Raza Marium M, Venkatesh Kaushik P, Kvedar Joseph C
Harvard Medical School, Boston, MA, USA.
NPJ Digit Med. 2022 Oct 13;5(1):153. doi: 10.1038/s41746-022-00701-x.
The importance of infection risk prediction as a key public health measure has only been underscored by the COVID-19 pandemic. In a recent study, researchers use machine learning to develop an algorithm that predicts the risk of COVID-19 infection, by combining biometric data from wearable devices like Fitbit, with electronic symptom surveys.

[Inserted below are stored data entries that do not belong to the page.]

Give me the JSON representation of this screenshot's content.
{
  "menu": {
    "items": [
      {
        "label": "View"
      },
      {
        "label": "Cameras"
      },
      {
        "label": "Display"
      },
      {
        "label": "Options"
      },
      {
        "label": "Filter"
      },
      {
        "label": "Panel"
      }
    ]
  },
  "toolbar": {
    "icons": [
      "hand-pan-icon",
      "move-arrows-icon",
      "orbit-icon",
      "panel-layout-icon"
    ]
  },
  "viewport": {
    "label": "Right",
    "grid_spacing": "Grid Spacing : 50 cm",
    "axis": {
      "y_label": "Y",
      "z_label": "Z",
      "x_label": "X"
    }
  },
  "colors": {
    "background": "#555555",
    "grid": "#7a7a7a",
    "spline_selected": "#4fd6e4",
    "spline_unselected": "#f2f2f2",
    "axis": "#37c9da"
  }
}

In doing so, they aim to increase the efficiency of test allocation when tracking disease spread in resource-limited settings. But the implications of technology that applies data from wearables stretch far beyond infection monitoring into healthcare delivery and research. The adoption and implementation of this type of technology will depend on regulation, impact on patient outcomes, and cost savings.
作为一项关键的公共卫生措施,感染风险预测的重要性在新冠疫情期间得到了进一步凸显。在最近的一项研究中,研究人员利用机器学习开发了一种算法,通过将来自Fitbit等可穿戴设备的生物识别数据与电子症状调查相结合,来预测新冠病毒感染风险。他们这样做的目的是在资源有限的环境中追踪疾病传播时提高检测分配的效率。但是,应用可穿戴设备数据的技术所产生的影响远远超出了感染监测,延伸到了医疗服务和研究领域。这类技术的采用和实施将取决于监管、对患者治疗结果的影响以及成本节约情况。